Scaled to this breed’s roughly 42 kg and a ~8-year life, keeping a Bernese Mountain Dog works out at about:

Setup & first year
$2,084 – $4,150
Over its whole life
$14,299 – $26,956

Rough cross-breed averages in USD — a planning guide, not a quote. Break it down by life phase in the Cost Calculator →

Temperament (at a glance)

Affectionvery high
Energyhigh
Vocalnesshigh
Trainabilityhigh
Tolerates alonevery low

Its presence, grown

Raised with patience and consistency, the adult Bernese Mountain Dog settles into a lively, animated presence. It devotes itself utterly to its family — your shadow, your second self.
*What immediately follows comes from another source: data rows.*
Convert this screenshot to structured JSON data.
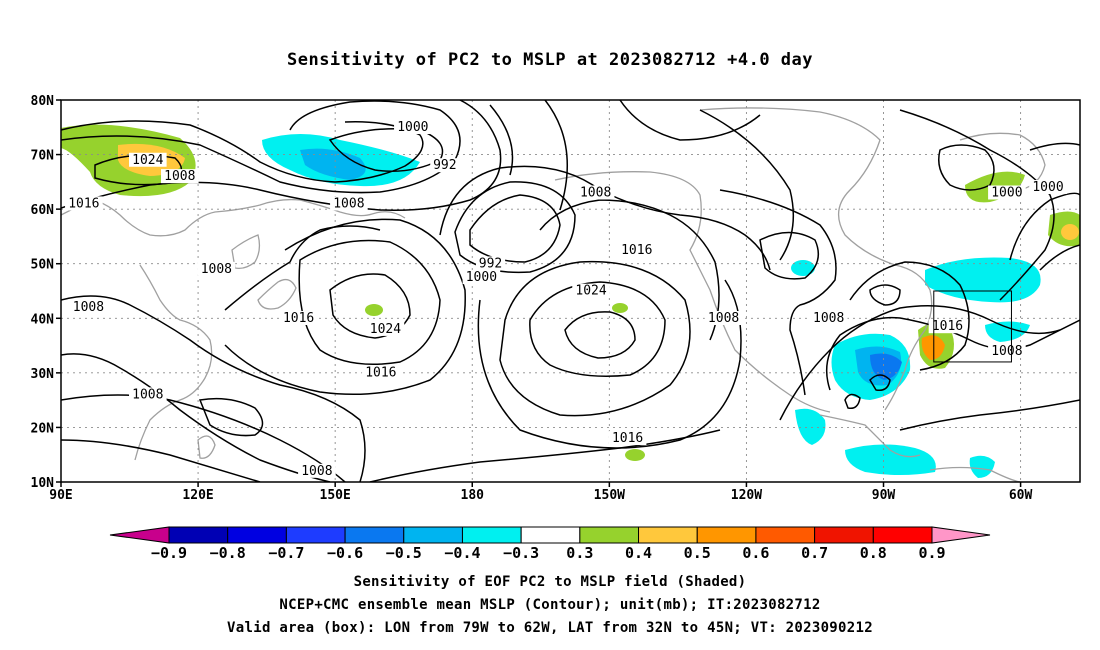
{
  "title": "Sensitivity of PC2 to MSLP at 2023082712 +4.0 day",
  "map": {
    "lat_labels": [
      "80N",
      "70N",
      "60N",
      "50N",
      "40N",
      "30N",
      "20N",
      "10N"
    ],
    "lat_values": [
      80,
      70,
      60,
      50,
      40,
      30,
      20,
      10
    ],
    "lon_labels": [
      "90E",
      "120E",
      "150E",
      "180",
      "150W",
      "120W",
      "90W",
      "60W"
    ],
    "lon_values": [
      90,
      120,
      150,
      180,
      210,
      240,
      270,
      300
    ],
    "lon_range": [
      90,
      313
    ],
    "lat_range": [
      10,
      80
    ],
    "contour_labels": [
      {
        "text": "1000",
        "lon": 167,
        "lat": 74.5
      },
      {
        "text": "992",
        "lon": 174,
        "lat": 67.5
      },
      {
        "text": "1024",
        "lon": 109,
        "lat": 68.5
      },
      {
        "text": "1008",
        "lon": 116,
        "lat": 65.5
      },
      {
        "text": "1016",
        "lon": 95,
        "lat": 60.5
      },
      {
        "text": "1008",
        "lon": 153,
        "lat": 60.5
      },
      {
        "text": "1008",
        "lon": 124,
        "lat": 48.5
      },
      {
        "text": "1008",
        "lon": 96,
        "lat": 41.5
      },
      {
        "text": "1016",
        "lon": 142,
        "lat": 39.5
      },
      {
        "text": "1024",
        "lon": 161,
        "lat": 37.5
      },
      {
        "text": "1016",
        "lon": 160,
        "lat": 29.5
      },
      {
        "text": "1008",
        "lon": 109,
        "lat": 25.5
      },
      {
        "text": "1008",
        "lon": 146,
        "lat": 11.5
      },
      {
        "text": "992",
        "lon": 184,
        "lat": 49.5
      },
      {
        "text": "1000",
        "lon": 182,
        "lat": 47.0
      },
      {
        "text": "1008",
        "lon": 207,
        "lat": 62.5
      },
      {
        "text": "1016",
        "lon": 216,
        "lat": 52.0
      },
      {
        "text": "1024",
        "lon": 206,
        "lat": 44.5
      },
      {
        "text": "1016",
        "lon": 214,
        "lat": 17.5
      },
      {
        "text": "1008",
        "lon": 235,
        "lat": 39.5
      },
      {
        "text": "1008",
        "lon": 258,
        "lat": 39.5
      },
      {
        "text": "1016",
        "lon": 284,
        "lat": 38.0
      },
      {
        "text": "1008",
        "lon": 297,
        "lat": 33.5
      },
      {
        "text": "1000",
        "lon": 297,
        "lat": 62.5
      },
      {
        "text": "1000",
        "lon": 306,
        "lat": 63.5
      }
    ],
    "valid_box": {
      "lon_w": 281,
      "lon_e": 298,
      "lat_s": 32,
      "lat_n": 45
    }
  },
  "colorbar": {
    "labels": [
      "−0.9",
      "−0.8",
      "−0.7",
      "−0.6",
      "−0.5",
      "−0.4",
      "−0.3",
      "0.3",
      "0.4",
      "0.5",
      "0.6",
      "0.7",
      "0.8",
      "0.9"
    ],
    "colors": [
      "#0000b4",
      "#0000e1",
      "#1e3cff",
      "#0a78f0",
      "#00b4f0",
      "#00f0f0",
      "#ffffff",
      "#96d22d",
      "#ffc83c",
      "#ff9600",
      "#ff5a00",
      "#f01400",
      "#ff0000"
    ],
    "left_arrow_color": "#c8008c",
    "right_arrow_color": "#ff96c8"
  },
  "captions": [
    "Sensitivity of EOF PC2 to MSLP field (Shaded)",
    "NCEP+CMC ensemble mean MSLP (Contour); unit(mb); IT:2023082712",
    "Valid area (box): LON from 79W to 62W, LAT from 32N to 45N; VT: 2023090212"
  ]
}
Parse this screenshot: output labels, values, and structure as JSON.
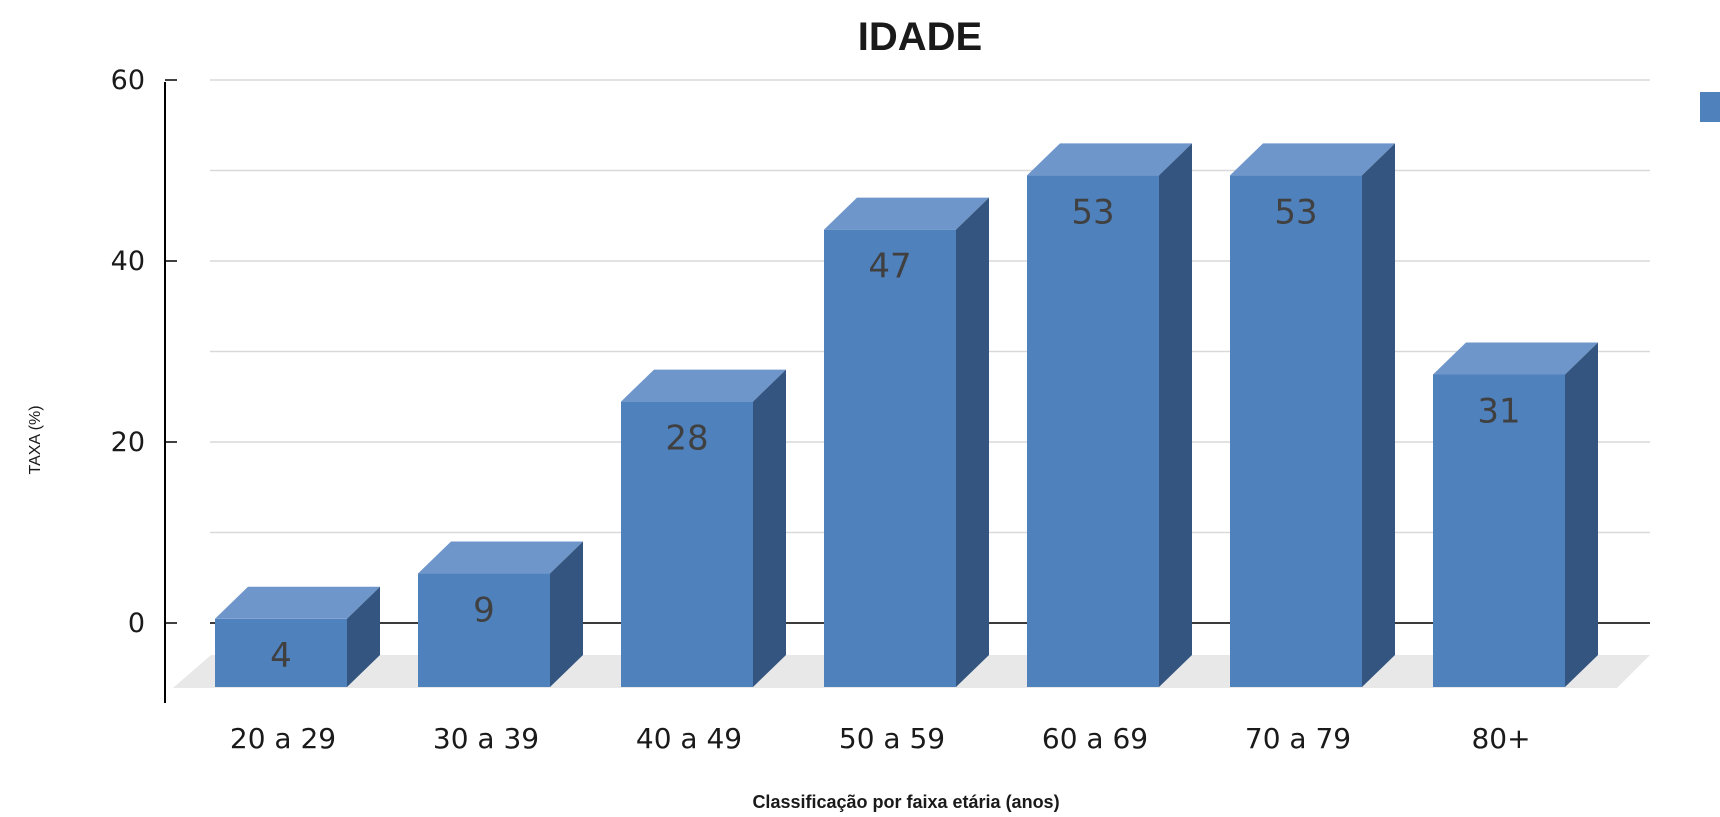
{
  "chart_data": {
    "type": "bar",
    "style": "3d-column",
    "title": "IDADE",
    "xlabel": "Classificação por faixa etária (anos)",
    "ylabel": "TAXA (%)",
    "categories": [
      "20 a 29",
      "30 a 39",
      "40 a 49",
      "50 a 59",
      "60 a 69",
      "70 a 79",
      "80+"
    ],
    "series": [
      {
        "values": [
          4,
          9,
          28,
          47,
          53,
          53,
          31
        ]
      }
    ],
    "ylim": [
      0,
      60
    ],
    "yticks": [
      "0",
      "20",
      "40",
      "60"
    ],
    "grid": true,
    "legend": "right",
    "colors": {
      "bar_front": "#4f81bd",
      "bar_top": "#6f96cb",
      "bar_side": "#33557f",
      "floor": "#e8e8e8",
      "grid": "#d9d9d9",
      "label": "#404040"
    }
  }
}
It meets the whole world as a friend. Grown to full size, it is an imposing companion that commands a room simply by standing in it.

As your partner

Picture it as a grown partner at your side: active days, real walks and a partner with energy to share. It will want to be wherever you are, and it feels your absence keenly. With children it is gentle and patient — a true family dog.

What makes it unique

What sets the Bernese Mountain Dog apart is a guardian's seriousness and a job-minded focus that wants a purpose.